I look a lot at Copper. The main reason is that I originally started collecting data at Copper and therefore have a lot more data there. I added other resorts later. When looking at statistics, it’s useful to look at a lot of data, and sometimes it is helpful to look at outlier cases. Last storm had a day at Copper that recorded 16″ of snow. That definitely an outlier.

In this post, I’m again going to be focusing on Copper. First, let’s look again at the forecast error distribution. This is produced by taking by subtracting the actual snow value from the forecast. Therefore, if the actual is higher than the forecast, it will produce a negative number, and vice versa.

The most obvious thing about the distributions to the right is that both the National Weather Service and Opensnow do a good job keeping their average error around zero. Snowforecast.com does an okay job and Forecast.io and Snow-forecast.com routinely under-forecast.

There’s more data for NWS and Opensnow since I originally only tracked those two sources.

There are some huge outliers, both positive and negative.

To learn more about the distribution, I ran a few simple statistics which are displayed in the second image to the right.

If we look just at the mean of the error distribution, Opensnow has the best accuracy, having an average error of only 0.092″. That’s pretty good. The median value is 0.5″ though, so that means that the distribution is skewed. We see that the skewness is negative with a value of -1.622″. That means that distribution has a longer tail on the negative side.

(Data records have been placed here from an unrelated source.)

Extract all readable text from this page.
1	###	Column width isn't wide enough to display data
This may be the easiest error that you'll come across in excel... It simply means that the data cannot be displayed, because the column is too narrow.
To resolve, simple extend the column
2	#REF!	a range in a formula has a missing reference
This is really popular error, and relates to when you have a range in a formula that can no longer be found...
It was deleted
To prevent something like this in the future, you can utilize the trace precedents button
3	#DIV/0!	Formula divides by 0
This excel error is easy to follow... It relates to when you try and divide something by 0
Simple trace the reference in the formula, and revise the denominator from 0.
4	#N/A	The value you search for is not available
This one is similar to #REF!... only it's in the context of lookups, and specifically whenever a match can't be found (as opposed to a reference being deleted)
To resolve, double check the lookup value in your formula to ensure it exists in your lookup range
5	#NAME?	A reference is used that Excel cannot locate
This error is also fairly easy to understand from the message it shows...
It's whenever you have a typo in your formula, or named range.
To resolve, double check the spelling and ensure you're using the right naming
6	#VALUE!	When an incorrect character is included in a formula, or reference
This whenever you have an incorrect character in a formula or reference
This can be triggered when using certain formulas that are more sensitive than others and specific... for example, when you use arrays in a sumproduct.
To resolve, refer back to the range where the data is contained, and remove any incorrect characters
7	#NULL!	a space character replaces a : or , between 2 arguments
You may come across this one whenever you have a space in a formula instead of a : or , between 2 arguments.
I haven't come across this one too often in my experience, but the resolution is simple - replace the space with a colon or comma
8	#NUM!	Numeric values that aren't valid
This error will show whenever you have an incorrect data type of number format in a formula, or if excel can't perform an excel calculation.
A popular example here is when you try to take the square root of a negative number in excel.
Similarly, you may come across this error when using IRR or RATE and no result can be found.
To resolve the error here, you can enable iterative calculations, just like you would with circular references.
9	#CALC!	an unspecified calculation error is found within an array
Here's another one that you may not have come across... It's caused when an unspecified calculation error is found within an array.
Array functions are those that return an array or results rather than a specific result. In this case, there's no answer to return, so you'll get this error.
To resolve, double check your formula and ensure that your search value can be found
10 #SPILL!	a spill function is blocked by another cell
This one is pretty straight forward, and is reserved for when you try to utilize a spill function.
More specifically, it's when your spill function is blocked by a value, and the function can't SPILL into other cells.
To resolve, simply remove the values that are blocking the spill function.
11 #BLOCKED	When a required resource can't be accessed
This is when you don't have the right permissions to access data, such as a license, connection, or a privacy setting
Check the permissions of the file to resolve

All the sources have a negative distribution, though Opensnow’s is the largest. They also have the largest Kurtosis, meaning that the distribution is broader than the standard normal distribution. A standard normal distribution has a mean of zero, standard deviation of one, skewness of zero, and kurtosis of zero. Having large values of skewness and kurtosis mean that data have a bias and is indicative of poor forecasts.

NWS has smaller values for skewness and kurtosis than Opensnow, but a larger standard deviation. Trying to understand what this means in terms of answering the simple question “who has the best forecast?” is difficult. Having a small standard deviation is obviously good. But since the mean, standard deviation, skewness, and kurtosis are all related we can’t just say that Opensnow is the best because it has the smallest mean and standard deviation. If their distribution had a skewness of zero and kurtosis of zero then it would obviously be the best. But NWS is less skewed and has less shoulder.

One thing that can be unequivocally be said: Forecast.io and Snow-forecast.com are really bad at predicting snow. Snowforecast.com comes in a distant third to Opensnow and NWS. I would say that NWS and Opensnow do equally good jobs at predicting snow at Colorado resorts.

This is confirmed in the last two columns of the table. The Bust % is an admittedly arbitrary statistic of when I personally feel that a forecast is a bust. For example, if a forecast calls for 6″ of snow and it turns out there’s 16″, that’s a busted forecast. If a forecast calls for 2″ and it snow 3″, that’s a good forecast. We can see that NWS, Opensnow, and Snowforecast.com are pretty equal when it comes to busted forecasts. The t-test compares a distribution to the NWS as a null hypothesis. The only statistically significant difference at the 95% lever is Snow-forecast.com and that’s not a good thing since they’re obviously worse.